Saab News Schweden: Die Uhr tickt – pro Saab

Vladimir Antonov
Vladimir Antonov

Es tut sich was im Norden. Zum ersten Mal in der Woche scheinen sich die Dinge zu Gunsten von Saab zu entwickeln. In Schweden hat sich eine bunte Koalition zusammen gefunden, eher unfreiwillig und zufällig, um für Saab zu kämpfen.

Das “Aushängeschild” der Pro Saab Fraktion ist Vladimir Antonov. Für den Russen aus einer renomierten “Nuclear Dynastie” geht es um viel. Es ist zwar die akute Insolvenzgefahr gebannt, aber langfristig ist Saab noch nicht sicher.

Deshalb erhöht er den Druck auf die Regierung. Mit GM hat er sich geeinigt, was die Vöglechen schon am Wochenende erzählt haben.

Er befreit General Motors von den stimmrechtslosen Vorzugsaktien, mit einem erheblichen Rabatt, und hat das Wohlwollen und den politischen Druck der Amerikaner gegen die EIB auf seiner Seite.

Ob gewollt oder nicht, die bunte Fraktion die sich auf Grund der Krise zusammengefunden hat und momentan pro Saab agiert, erhöht die Chancen von Antonov. Das linke Spektrum, Gewerkschaften, Parteien und Kommunalpolitiker trommeln für den Autobauer aus Trollhättan. Dazu kommt ein bunter Mix aus Unternehmensverbänden, wie der Zuliefererindustrie und einiger Institutionen. Sie alle machen jetzt, endlich Druck auf Stockholm.

Die Regierung sollte Farbe bekennen. Antonov unterstützen – oder auch nicht. Vielleicht auch Saab unterstützen. Denn die Phase der Unsicherheit, des permanten Wechselbads von guten und schlechten Nachrichten, muss zu Ende gehen.

Wie wäre es mit einer Förderung der Elektromobilität ? Deutschland fördert die Autoindustrie mit 1,5 Milliarden € in dieser Legislaturperiode, um umweltfreundliche Elektroautos zu entwickeln. Schweden fördert diese Zukunftstechnik aktuell mit 0,00 Kronen für Volvo und Saab.

Morgen gibt Antonov eine große Pressekonferenz. Der öffentliche Druck auf Stockholm ist riesig. Denn die Regierung muss jetzt den Immobilenverkauf absegnen. Fließt das Geld, ist eine Aufnahme der Produktion in greifbarer Nähe. Weitere 30 Millionen € von Antonov würden Saab zusätzlich stabilisieren. Die Zeit bis zum Einstieg chinesischer Investoren wäre gesichert.

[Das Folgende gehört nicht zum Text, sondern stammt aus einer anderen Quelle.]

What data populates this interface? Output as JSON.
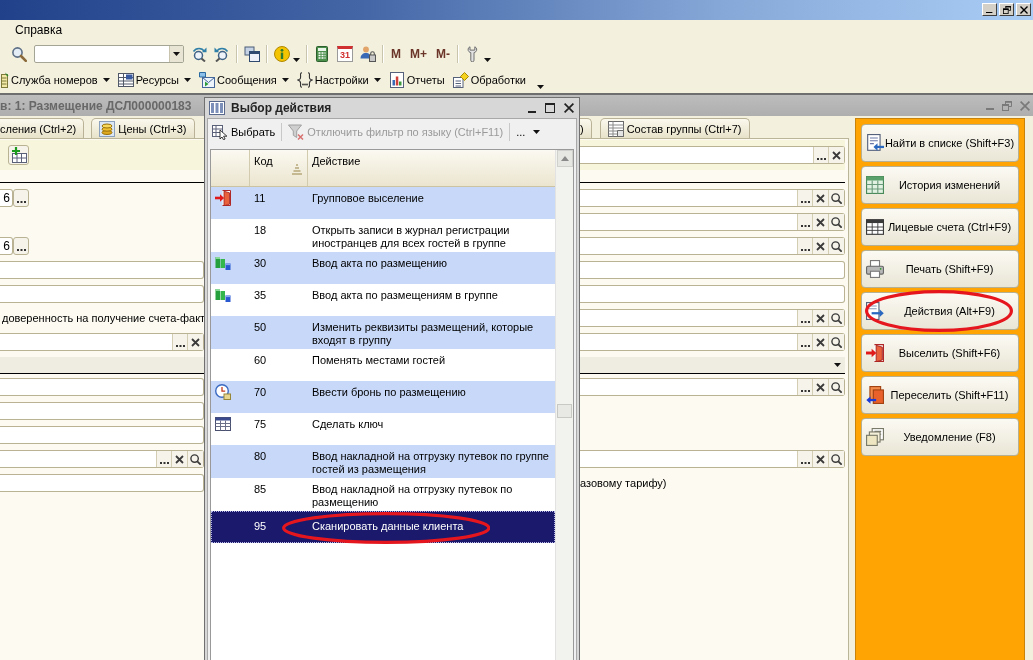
{
  "window": {
    "buttons": [
      {
        "kind": "minimize"
      },
      {
        "kind": "restore"
      },
      {
        "kind": "close"
      }
    ]
  },
  "menu": [
    {
      "label": "Справка"
    }
  ],
  "toolbar": {
    "groups": [
      [
        {
          "kind": "search",
          "dropdown": false
        },
        {
          "kind": "combo",
          "dropdown": true
        },
        {
          "kind": "findnext",
          "dropdown": false
        },
        {
          "kind": "findprev",
          "dropdown": false
        }
      ],
      [
        {
          "kind": "windows",
          "dropdown": false
        }
      ],
      [
        {
          "kind": "info",
          "dropdown": true
        }
      ],
      [
        {
          "kind": "calculator",
          "dropdown": false
        },
        {
          "kind": "calendar",
          "label": "31",
          "dropdown": false
        },
        {
          "kind": "users",
          "dropdown": false
        }
      ],
      [
        {
          "kind": "memory",
          "label": "M",
          "dropdown": false
        },
        {
          "kind": "memory",
          "label": "M+",
          "dropdown": false
        },
        {
          "kind": "memory",
          "label": "M-",
          "dropdown": false
        }
      ],
      [
        {
          "kind": "tools",
          "dropdown": true
        }
      ]
    ]
  },
  "menu_toolbar": {
    "items": [
      {
        "kind": "rooms",
        "label": "Служба номеров",
        "dropdown": true
      },
      {
        "kind": "resources",
        "label": "Ресурсы",
        "dropdown": true
      },
      {
        "kind": "messages",
        "label": "Сообщения",
        "dropdown": true
      },
      {
        "kind": "settings",
        "label": "Настройки",
        "dropdown": true
      },
      {
        "kind": "reports",
        "label": "Отчеты",
        "dropdown": false
      },
      {
        "kind": "processing",
        "label": "Обработки",
        "dropdown": false
      }
    ],
    "overflow": true
  },
  "document": {
    "title": "в: 1: Размещение ДСЛ000000183",
    "buttons": [
      {
        "kind": "minimize"
      },
      {
        "kind": "restore"
      },
      {
        "kind": "close"
      }
    ],
    "tabs": {
      "left": [
        {
          "kind": "plain",
          "label": "сления (Ctrl+2)",
          "selected": false
        },
        {
          "kind": "prices",
          "label": "Цены (Ctrl+3)",
          "selected": false
        }
      ],
      "right": [
        {
          "kind": "plain",
          "label": ")",
          "selected": false
        },
        {
          "kind": "table",
          "label": "Состав группы (Ctrl+7)",
          "selected": false
        }
      ]
    },
    "form": {
      "rows": [
        {
          "kind": "toolbar",
          "left": {
            "kind": "buttons",
            "buttons": [
              {
                "kind": "add"
              }
            ]
          },
          "right": {
            "kind": "input",
            "buttons": [
              {
                "kind": "select"
              },
              {
                "kind": "clear"
              }
            ]
          }
        },
        {
          "kind": "field",
          "left": {
            "kind": "number",
            "value": "6",
            "buttons": [
              {
                "kind": "select"
              }
            ]
          },
          "right": {
            "kind": "input",
            "buttons": [
              {
                "kind": "select"
              },
              {
                "kind": "clear"
              },
              {
                "kind": "search"
              }
            ]
          }
        },
        {
          "kind": "field",
          "right": {
            "kind": "input",
            "buttons": [
              {
                "kind": "select"
              },
              {
                "kind": "clear"
              },
              {
                "kind": "search"
              }
            ]
          }
        },
        {
          "kind": "field",
          "left": {
            "kind": "number",
            "value": "6",
            "buttons": [
              {
                "kind": "select"
              }
            ]
          },
          "right": {
            "kind": "input",
            "buttons": [
              {
                "kind": "select"
              },
              {
                "kind": "clear"
              },
              {
                "kind": "search"
              }
            ]
          }
        },
        {
          "kind": "field",
          "left": {
            "kind": "input"
          },
          "right": {
            "kind": "input"
          }
        },
        {
          "kind": "field",
          "left": {
            "kind": "input"
          },
          "right": {
            "kind": "input"
          }
        },
        {
          "kind": "field",
          "left": {
            "kind": "text",
            "text": "доверенность на получение счета-факт"
          },
          "right": {
            "kind": "input",
            "buttons": [
              {
                "kind": "select"
              },
              {
                "kind": "clear"
              },
              {
                "kind": "search"
              }
            ]
          }
        },
        {
          "kind": "field",
          "left": {
            "kind": "input",
            "buttons": [
              {
                "kind": "select"
              },
              {
                "kind": "clear"
              }
            ]
          },
          "right": {
            "kind": "input",
            "buttons": [
              {
                "kind": "select"
              },
              {
                "kind": "clear"
              },
              {
                "kind": "search"
              }
            ]
          }
        },
        {
          "kind": "band",
          "left": {
            "kind": "band",
            "dropdown": false
          },
          "right": {
            "kind": "band",
            "dropdown": true
          }
        },
        {
          "kind": "field",
          "left": {
            "kind": "input"
          },
          "right": {
            "kind": "input",
            "buttons": [
              {
                "kind": "select"
              },
              {
                "kind": "clear"
              },
              {
                "kind": "search"
              }
            ]
          }
        },
        {
          "kind": "field",
          "left": {
            "kind": "input"
          }
        },
        {
          "kind": "field",
          "left": {
            "kind": "input"
          }
        },
        {
          "kind": "field",
          "left": {
            "kind": "input",
            "buttons": [
              {
                "kind": "select"
              },
              {
                "kind": "clear"
              },
              {
                "kind": "search"
              }
            ]
          },
          "right": {
            "kind": "input",
            "buttons": [
              {
                "kind": "select"
              },
              {
                "kind": "clear"
              },
              {
                "kind": "search"
              }
            ]
          }
        },
        {
          "kind": "field",
          "left": {
            "kind": "input"
          },
          "right": {
            "kind": "text",
            "text": "азовому тарифу)"
          }
        }
      ]
    }
  },
  "panel": {
    "buttons": [
      {
        "kind": "find",
        "label": "Найти в списке (Shift+F3)",
        "highlighted": false
      },
      {
        "kind": "history",
        "label": "История изменений",
        "highlighted": false
      },
      {
        "kind": "accounts",
        "label": "Лицевые счета (Ctrl+F9)",
        "highlighted": false
      },
      {
        "kind": "print",
        "label": "Печать (Shift+F9)",
        "highlighted": false
      },
      {
        "kind": "actions",
        "label": "Действия (Alt+F9)",
        "highlighted": true
      },
      {
        "kind": "checkout",
        "label": "Выселить (Shift+F6)",
        "highlighted": false
      },
      {
        "kind": "relocate",
        "label": "Переселить (Shift+F11)",
        "highlighted": false
      },
      {
        "kind": "notify",
        "label": "Уведомление (F8)",
        "highlighted": false
      }
    ]
  },
  "dialog": {
    "title": "Выбор действия",
    "buttons": [
      {
        "kind": "minimize"
      },
      {
        "kind": "maximize"
      },
      {
        "kind": "close"
      }
    ],
    "toolbar": [
      {
        "kind": "choose",
        "label": "Выбрать",
        "disabled": false,
        "dropdown": false
      },
      {
        "kind": "filter",
        "label": "Отключить фильтр по языку (Ctrl+F11)",
        "disabled": true,
        "dropdown": false
      },
      {
        "kind": "more",
        "label": "...",
        "disabled": false,
        "dropdown": true
      }
    ],
    "columns": [
      {
        "label": "Код",
        "sorted": true
      },
      {
        "label": "Действие",
        "sorted": false
      }
    ],
    "rows": [
      {
        "kind": "exit",
        "code": "11",
        "action": "Групповое выселение",
        "selected": false,
        "highlighted": false
      },
      {
        "kind": "plain",
        "code": "18",
        "action": "Открыть записи в журнал регистрации иностранцев для всех гостей в группе",
        "selected": false,
        "highlighted": false
      },
      {
        "kind": "act",
        "code": "30",
        "action": "Ввод акта по размещению",
        "selected": false,
        "highlighted": false
      },
      {
        "kind": "act",
        "code": "35",
        "action": "Ввод акта по размещениям в группе",
        "selected": false,
        "highlighted": false
      },
      {
        "kind": "plain",
        "code": "50",
        "action": "Изменить реквизиты размещений, которые входят в группу",
        "selected": false,
        "highlighted": false
      },
      {
        "kind": "plain",
        "code": "60",
        "action": "Поменять местами гостей",
        "selected": false,
        "highlighted": false
      },
      {
        "kind": "reserve",
        "code": "70",
        "action": "Ввести бронь по размещению",
        "selected": false,
        "highlighted": false
      },
      {
        "kind": "table",
        "code": "75",
        "action": "Сделать ключ",
        "selected": false,
        "highlighted": false
      },
      {
        "kind": "plain",
        "code": "80",
        "action": "Ввод накладной на отгрузку путевок по группе гостей из размещения",
        "selected": false,
        "highlighted": false
      },
      {
        "kind": "plain",
        "code": "85",
        "action": "Ввод накладной на отгрузку путевок по размещению",
        "selected": false,
        "highlighted": false
      },
      {
        "kind": "plain",
        "code": "95",
        "action": "Сканировать данные клиента",
        "selected": true,
        "highlighted": true
      }
    ]
  }
}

Die Chancen standen nie besser für den russischen Autonarren mit Wohnsitz in London. Denn er hat jetzt viele Verbündete.

Text: tom@saabblog.net

2 Gedanken zu „Saab News Schweden: Die Uhr tickt – pro Saab

  • Das sind wirklich vielversprechende Neuigkeiten. Es ist beeindruckend zu sehen, mit wieviel Engagement einzelne Personen versuchen, SAAB zu retten. Ich vermute mal, dass sie dabei primär nicht an Profit denken. Ob es bei anderen Automobilherstellern ähnliche Enthusiasten gäbe?

    Danke an Euch Saabblogger für die sachliche, unaufgeregte Verfolgung der Situation!

    Gruß

    Puessel

  • Ist der Verkauf der Spyker Aktivitäten an Antonov’s CCP Global Holdings Ltd. eigentlich auch an ein OK von aussen gebunden?

    Im Press Release vom Februar wird dies nicht erwähnt. Noch im April wurde der Verkauf für “shortly” angekündigt.

    Diese zusätzlichen 15 Millionen würden sicherlich nicht stören. Ausser der Verkauf ist zwingend an die Rückzahlung von spezifischen Schulden gebunden für welche diese Assets “gepledged” sind… Eine solche Lesart der Pressemeldung vom Februar kann nicht ausgeschlossen werden.